At the Digital Asset Summit held on March 18, U.S. California Democratic Congressman Ro Khanna publicly called on Congress to complete the dual goals of the stablecoin regulatory framework and crypto market structure legislation within this year. He emphasized that stablecoins, as one of the fastest growing use cases in the field of cryptocurrency, are not only an important tool for the internationalization of the US dollar, but also a strategic tool for the United States to expand its global financial influence. At present, a number of stablecoin proposals, including the “GENIUS Act”, have been promoted in the Senate and the House of Representatives. Khanna revealed that 70 to 80 Democratic members have realized the urgency of stablecoin legislation to consolidate the status of the US dollar.
Khanna also mentioned the “21st Century Financial Innovation and Technology Act” (FIT21) jointly promoted with former Republican Congressman Patrick McHenry, calling it the cornerstone of crypto market structure legislation. Although details still need to be adjusted, he believes that the establishment of a basic framework will end the regulatory ambiguity that the industry has long faced. It is worth noting that executives of several crypto institutions have previously stated that if the United States can clarify the compliance path of digital assets such as stablecoins, their strategic value may even surpass the positioning of Bitcoin as a reserve asset.

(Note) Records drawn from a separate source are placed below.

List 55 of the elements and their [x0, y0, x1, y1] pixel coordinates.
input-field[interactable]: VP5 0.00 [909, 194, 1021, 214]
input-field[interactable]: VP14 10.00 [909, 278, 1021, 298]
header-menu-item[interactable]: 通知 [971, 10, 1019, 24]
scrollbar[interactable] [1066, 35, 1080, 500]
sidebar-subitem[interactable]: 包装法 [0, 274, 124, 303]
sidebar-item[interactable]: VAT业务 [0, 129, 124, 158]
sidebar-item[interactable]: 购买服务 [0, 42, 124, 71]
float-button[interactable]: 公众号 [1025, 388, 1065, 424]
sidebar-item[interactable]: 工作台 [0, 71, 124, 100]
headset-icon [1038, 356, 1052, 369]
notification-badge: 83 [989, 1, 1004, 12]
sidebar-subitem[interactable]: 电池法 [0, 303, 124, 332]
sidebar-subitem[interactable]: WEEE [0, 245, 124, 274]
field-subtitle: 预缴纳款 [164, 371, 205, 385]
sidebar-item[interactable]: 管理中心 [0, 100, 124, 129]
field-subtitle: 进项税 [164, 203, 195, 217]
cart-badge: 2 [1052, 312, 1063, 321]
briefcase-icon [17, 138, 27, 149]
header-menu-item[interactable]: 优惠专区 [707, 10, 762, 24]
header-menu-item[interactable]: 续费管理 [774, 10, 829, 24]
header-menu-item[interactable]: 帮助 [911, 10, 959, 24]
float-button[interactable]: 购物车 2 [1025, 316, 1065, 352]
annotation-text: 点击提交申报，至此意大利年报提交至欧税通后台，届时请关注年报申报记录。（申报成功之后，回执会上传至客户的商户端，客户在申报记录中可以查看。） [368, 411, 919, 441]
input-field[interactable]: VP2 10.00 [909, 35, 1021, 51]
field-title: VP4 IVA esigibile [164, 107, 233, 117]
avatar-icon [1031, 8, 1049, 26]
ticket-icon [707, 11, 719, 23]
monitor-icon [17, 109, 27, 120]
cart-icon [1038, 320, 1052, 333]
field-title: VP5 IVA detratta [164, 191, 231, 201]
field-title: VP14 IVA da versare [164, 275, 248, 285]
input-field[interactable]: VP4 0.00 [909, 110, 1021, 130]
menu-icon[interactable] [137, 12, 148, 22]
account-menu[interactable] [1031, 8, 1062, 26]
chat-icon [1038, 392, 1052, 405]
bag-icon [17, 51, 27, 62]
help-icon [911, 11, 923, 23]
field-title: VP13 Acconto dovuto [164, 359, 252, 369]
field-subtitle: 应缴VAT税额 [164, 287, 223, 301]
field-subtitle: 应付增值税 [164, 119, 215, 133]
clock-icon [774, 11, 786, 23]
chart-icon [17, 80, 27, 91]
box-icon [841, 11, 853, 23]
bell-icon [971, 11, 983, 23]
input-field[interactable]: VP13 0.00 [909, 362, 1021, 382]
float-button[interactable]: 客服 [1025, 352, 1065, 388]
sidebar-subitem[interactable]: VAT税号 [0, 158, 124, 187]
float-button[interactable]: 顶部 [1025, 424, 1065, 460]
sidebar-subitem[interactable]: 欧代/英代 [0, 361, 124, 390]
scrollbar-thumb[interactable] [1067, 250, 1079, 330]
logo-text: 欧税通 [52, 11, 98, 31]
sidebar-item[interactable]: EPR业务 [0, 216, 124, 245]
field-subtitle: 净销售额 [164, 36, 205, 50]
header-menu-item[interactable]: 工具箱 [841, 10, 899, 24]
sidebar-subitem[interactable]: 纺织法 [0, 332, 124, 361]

However, Connor sharply criticized the “Official Trump Coin” (TRUMP) launched by former President Trump, saying bluntly that “no public official should be involved in meme coins.” He believes that such speculative tokens not only distract the public from the core technology of blockchain, but also weaken the credibility of the industry. “We must prove to the public that the value of the underlying technology of cryptocurrency far exceeds short-term speculation,” Connor emphasized at the summit. This statement coincides with the concerns of California Congressman Maxine Waters, who once warned that the Trump family’s involvement in crypto assets may cause conflicts of interest and even national security risks.
At present, the game around stablecoin legislation is still ongoing. Some traditional financial institutions are trying to obstruct the passage of the bill, fearing that stablecoins will erode their market share; while the other camp is accelerating the legislative process, such as the new bill proposed by California Congressman Sam Liccardo, which explicitly prohibits the president, members of Congress and their relatives from issuing or promoting crypto assets. Analysts pointed out that as the election year approaches, whether stablecoin regulation can overcome political differences and be implemented will become a key yardstick for testing the direction of US crypto policy.